Manger la peau du poulet, c'était nocif pour la santé. Dans son emballage épidermique, le poulet emmagasinait tous les mauvais gras, lui qui était pourtant réputé pour être constitué de viande maigre. Le poulet savait que sa peau, une fois mangée, augmenterait les risques d'obésité, les taux de cholestérol et le simple sentiment de culpabilité ressenti chez l'humain trop gourmand. Ce savoir, c'était la petite vengeance du poulet.

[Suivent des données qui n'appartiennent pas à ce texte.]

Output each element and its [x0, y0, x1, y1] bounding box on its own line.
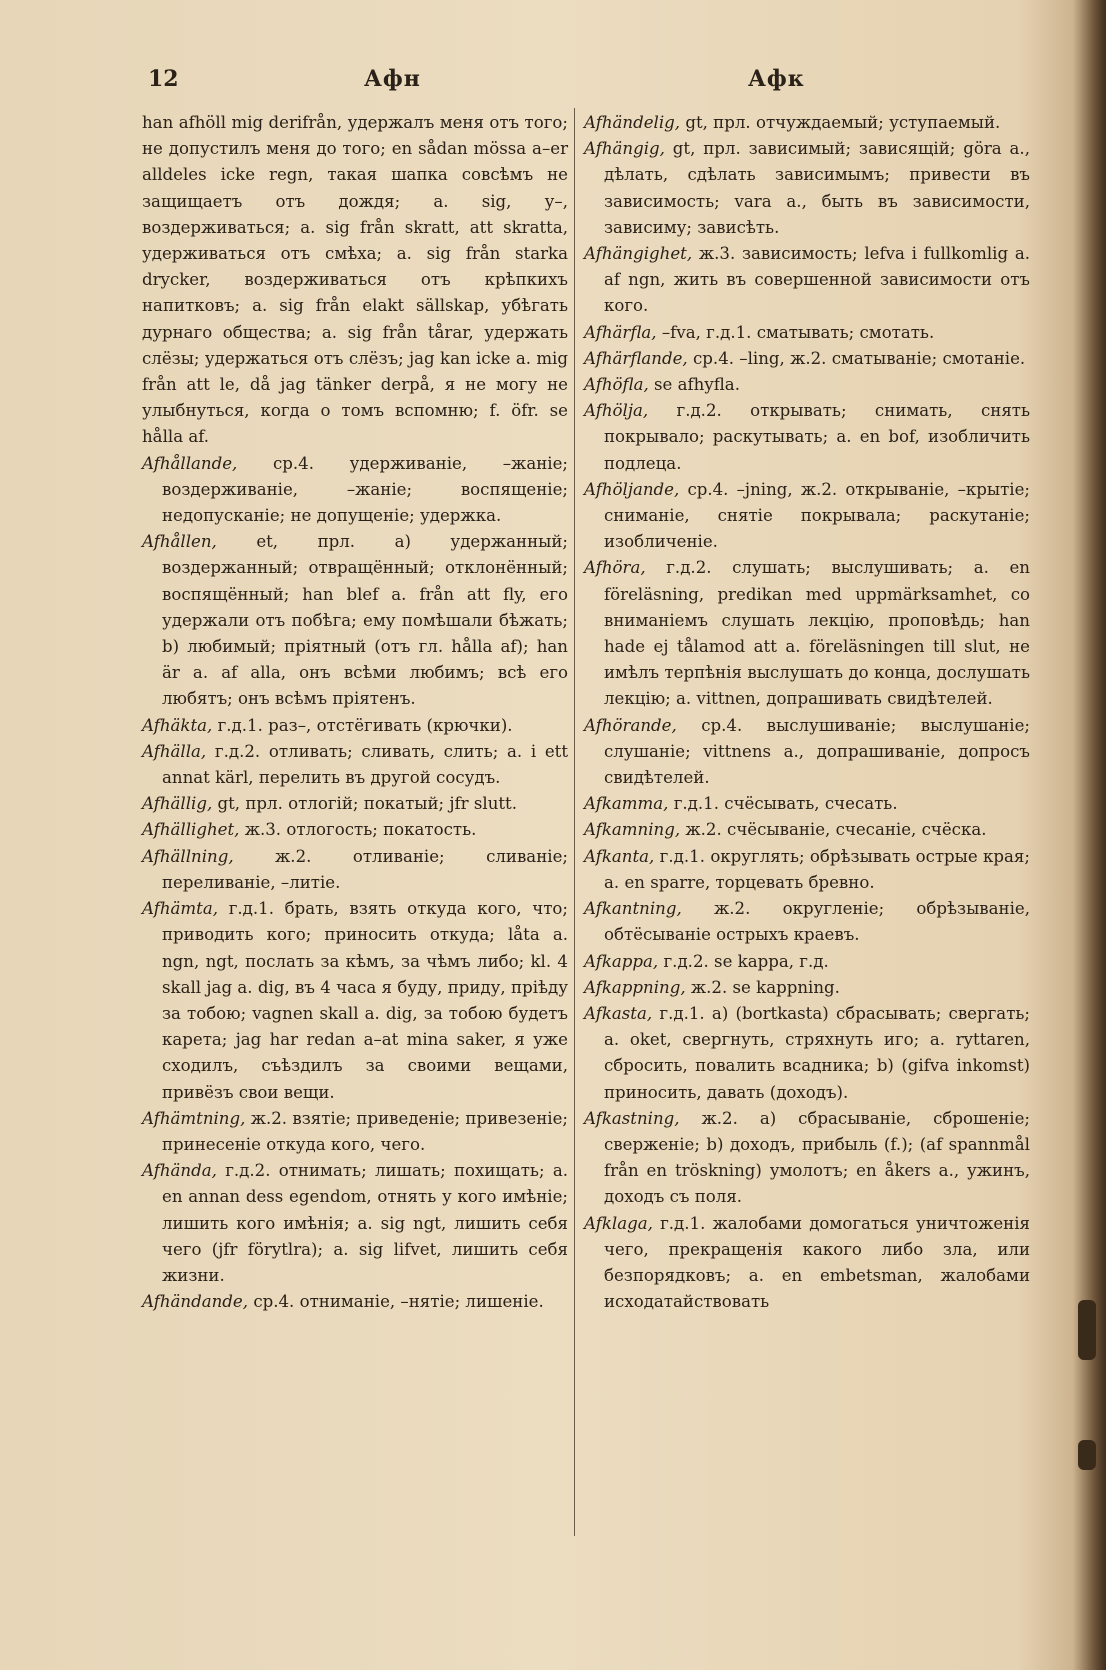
dictionary-entry — [584, 477, 1030, 556]
entry-headword: Afkappa, — [584, 951, 659, 971]
dictionary-entry — [584, 713, 1030, 792]
entry-definition: г.д.2. отнимать; лишать; похищать; a. en annan dess egendom, отнять у кого имѣніе; лишить кого имѣнія; a. sig ngt, лишить себя чего (jfr förytlra); a. sig lifvet, лишить себя жизни. — [162, 1161, 568, 1285]
entry-definition: ж.2. отливаніе; сливаніе; переливаніе, –литіе. — [162, 846, 568, 892]
entry-definition: г.д.1. раз–, отстёгивать (крючки). — [217, 715, 513, 735]
right-column — [584, 110, 1030, 1315]
entry-headword: Afklaga, — [584, 1213, 653, 1233]
entry-headword: Afkamning, — [584, 820, 681, 840]
entry-definition: gt, прл. зависимый; зависящій; göra a., дѣлать, сдѣлать зависимымъ; привести въ зависимость; vara a., быть въ зависимости, зависиму; зависѣть. — [604, 139, 1030, 237]
dictionary-entry — [142, 791, 568, 817]
entry-definition: г.д.1. счёсывать, счесать. — [673, 794, 898, 814]
entry-headword: Afhämta, — [142, 899, 218, 919]
entry-headword: Afkastning, — [584, 1108, 680, 1128]
left-guide-word: Афн — [364, 66, 421, 92]
entry-headword: Afhälla, — [142, 741, 207, 761]
dictionary-entry — [142, 1106, 568, 1158]
entry-headword: Afhändande, — [142, 1292, 249, 1312]
dictionary-entry — [142, 817, 568, 843]
entry-headword: Afhärfla, — [584, 322, 657, 342]
entry-headword: Afhöfla, — [584, 375, 649, 395]
entry-headword: Afhöra, — [584, 558, 646, 578]
entry-definition: gt, прл. отчуждаемый; уступаемый. — [685, 113, 1001, 132]
dictionary-entry — [142, 110, 568, 451]
entry-headword: Afhällig, — [142, 794, 213, 814]
column-divider — [574, 108, 575, 1536]
entry-headword: Afhäkta, — [142, 715, 213, 735]
entry-definition: ж.3. отлогость; покатость. — [244, 820, 477, 840]
entry-definition: ср.4. отниманіе, –нятіе; лишеніе. — [253, 1292, 544, 1312]
entry-definition: г.д.2. отливать; сливать, слить; a. i ett annat kärl, перелить въ другой сосудъ. — [162, 741, 569, 788]
dictionary-entry — [584, 346, 1030, 372]
entry-definition: г.д.1. жалобами домогаться уничтоженія чего, прекращенія какого либо зла, или безпорядковъ; a. en embetsman, жалобами исходатайствовать — [604, 1213, 1030, 1312]
entry-headword: Afkappning, — [584, 977, 686, 997]
entry-definition: г.д.1. округлять; обрѣзывать острые края; a. en sparre, торцевать бревно. — [604, 846, 1030, 892]
entry-headword: Afhämtning, — [142, 1108, 246, 1128]
entry-definition: gt, прл. отлогій; покатый; jfr slutt. — [217, 794, 517, 814]
dictionary-entry — [584, 791, 1030, 817]
entry-headword: Afhällighet, — [142, 820, 240, 840]
dictionary-entry — [584, 136, 1030, 241]
entry-definition: г.д.2. открывать; снимать, снять покрывало; раскутывать; a. en bof, изобличить подлеца. — [604, 401, 1030, 473]
dictionary-entry — [584, 1001, 1030, 1106]
entry-definition: ср.4. –jning, ж.2. открываніе, –крытіе; сниманіе, снятіе покрывала; раскутаніе; изобличеніе. — [604, 479, 1030, 552]
entry-definition: г.д.1. брать, взять откуда кого, что; приводить кого; приносить откуда; låta a. ngn, ngt, послать за кѣмъ, за чѣмъ либо; kl. 4 skall jag a. dig, въ 4 часа я буду, приду, пріѣду за тобою; vagnen skall a. dig, за тобою будетъ карета; jag har redan a–at mina saker, я уже сходилъ, съѣздилъ за своими вещами, привёзъ свои вещи. — [162, 899, 568, 1102]
entry-headword: Afhängig, — [584, 139, 665, 159]
page-header — [148, 66, 1036, 100]
dictionary-entry — [142, 713, 568, 739]
entry-definition: ж.3. зависимость; lefva i fullkomlig a. af ngn, жить въ совершенной зависимости отъ кого. — [604, 244, 1030, 316]
entry-headword: Afkanta, — [584, 846, 655, 866]
entry-headword: Afhöljande, — [584, 479, 680, 499]
dictionary-entry — [584, 320, 1030, 346]
dictionary-entry — [142, 1289, 568, 1315]
dictionary-entry — [584, 398, 1030, 477]
entry-headword: Afhärflande, — [584, 348, 688, 368]
dictionary-entry — [142, 739, 568, 791]
entry-headword: Afhängighet, — [584, 244, 693, 264]
dictionary-entry — [584, 1106, 1030, 1211]
entry-headword: Afhändelig, — [584, 113, 681, 132]
entry-definition: ж.2. se kappning. — [690, 977, 840, 997]
page-number: 12 — [148, 66, 179, 92]
entry-definition: et, прл. a) удержанный; воздержанный; отвращённый; отклонённый; воспящённый; han blef a. från att fly, его удержали отъ побѣга; ему помѣшали бѣжать; b) любимый; пріятный (отъ гл. hålla af); han är a. af alla, онъ всѣми любимъ; всѣ его любятъ; онъ всѣмъ пріятенъ. — [162, 532, 568, 709]
dictionary-entry — [584, 817, 1030, 843]
dictionary-entry — [142, 896, 568, 1106]
entry-definition: ж.2. a) сбрасываніе, сброшеніе; сверженіе; b) доходъ, прибыль (f.); (af spannmål från en tröskning) умолотъ; en åkers a., ужинъ, доходъ съ поля. — [604, 1108, 1030, 1207]
entry-headword: Afhölja, — [584, 401, 649, 421]
entry-definition: ж.2. счёсываніе, счесаніе, счёска. — [685, 820, 987, 840]
dictionary-entry — [584, 844, 1030, 896]
entry-headword: Afhållen, — [142, 532, 217, 552]
entry-definition: г.д.2. слушать; выслушивать; a. en föreläsning, predikan med uppmärksamhet, со вниманіемъ слушать лекцію, проповѣдь; han hade ej tålamod att a. föreläsningen till slut, не имѣлъ терпѣнія выслушать до конца, дослушать лекцію; a. vittnen, допрашивать свидѣтелей. — [604, 558, 1030, 709]
right-guide-word: Афк — [748, 66, 805, 92]
dictionary-entry — [584, 896, 1030, 948]
entry-headword: Afhända, — [142, 1161, 217, 1181]
entry-definition: г.д.1. a) (bortkasta) сбрасывать; свергать; a. oket, свергнуть, стряхнуть иго; a. ryttaren, сбросить, повалить всадника; b) (gifva inkomst) приносить, давать (доходъ). — [604, 1003, 1030, 1102]
entry-definition: ср.4. удерживаніе, –жаніе; воздерживаніе, –жаніе; воспященіе; недопусканіе; не допущеніе; удержка. — [162, 453, 568, 526]
dictionary-entry — [584, 1211, 1030, 1316]
binding-shadow — [1078, 1440, 1096, 1470]
entry-definition: –fva, г.д.1. сматывать; смотать. — [661, 322, 935, 342]
entry-headword: Afhörande, — [584, 715, 677, 735]
entry-definition: ср.4. –ling, ж.2. сматываніе; смотаніе. — [693, 348, 1026, 368]
dictionary-entry — [584, 975, 1030, 1001]
dictionary-entry — [142, 529, 568, 712]
dictionary-entry — [142, 451, 568, 530]
dictionary-entry — [584, 372, 1030, 398]
dictionary-entry — [584, 241, 1030, 320]
dictionary-entry — [584, 110, 1030, 136]
dictionary-entry — [142, 844, 568, 896]
entry-definition: han afhöll mig derifrån, удержалъ меня отъ того; не допустилъ меня до того; en sådan mössa a–er alldeles icke regn, такая шапка совсѣмъ не защищаетъ отъ дождя; a. sig, у–, воздерживаться; a. sig från skratt, att skratta, удерживаться отъ смѣха; a. sig från starka drycker, воздерживаться отъ крѣпкихъ напитковъ; a. sig från elakt sällskap, убѣгать дурнаго общества; a. sig från tårar, удержать слёзы; удержаться отъ слёзъ; jag kan icke a. mig från att le, då jag tänker derpå, я не могу не улыбнуться, когда о томъ вспомню; f. öfr. se hålla af. — [142, 113, 568, 447]
entry-headword: Afhållande, — [142, 453, 238, 473]
entry-headword: Afkantning, — [584, 899, 682, 919]
entry-definition: se afhyfla. — [654, 375, 740, 395]
binding-shadow — [1078, 1300, 1096, 1360]
entry-headword: Afkamma, — [584, 794, 669, 814]
entry-headword: Afkasta, — [584, 1003, 653, 1023]
dictionary-entry — [142, 1158, 568, 1289]
dictionary-entry — [584, 949, 1030, 975]
dictionary-entry — [584, 555, 1030, 712]
left-column — [142, 110, 568, 1315]
entry-definition: г.д.2. se kappa, г.д. — [663, 951, 829, 971]
entry-definition: ср.4. выслушиваніе; выслушаніе; слушаніе; vittnens a., допрашиваніе, допросъ свидѣтелей. — [604, 715, 1030, 788]
entry-headword: Afhällning, — [142, 846, 234, 866]
entry-definition: ж.2. взятіе; приведеніе; привезеніе; принесеніе откуда кого, чего. — [162, 1108, 568, 1154]
entry-definition: ж.2. округленіе; обрѣзываніе, обтёсываніе острыхъ краевъ. — [604, 899, 1030, 945]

On voulait l'élever dans des conditions horribles, l'abattre avant même qu'il n'ait pu connaître quelques plaisirs de la vie, le rôtir à la chaîne en ajoutant une quantité astronomique de sel, eh bien, il s'assurerait que sa peau soit croustillante et savoureuse, tuant à petit feu cette race qui avait décidé de le tuer, lui.
Robert aussi savait tout ça. Mais, si la chair est faible, la peau (le contenant de la chair), était si appétissante. Ce soir-là, il dévora donc la peau de son demi poulet en cuisses, qu'il avala, lambeau après lambeau. Robert ne se soucia même pas d'utiliser fourchette et couteau. Il mangea avec ses doigts coupables, qu'il lécha, même, tant ceux-ci étaient tachés non pas du sang du crime, mais bien de cette véritable graisse du crime. Robert offrit un spectacle dégoûtant et indigne de lui. Pire: il aima ça.
C'était clair, le désordre mondial était inévitable.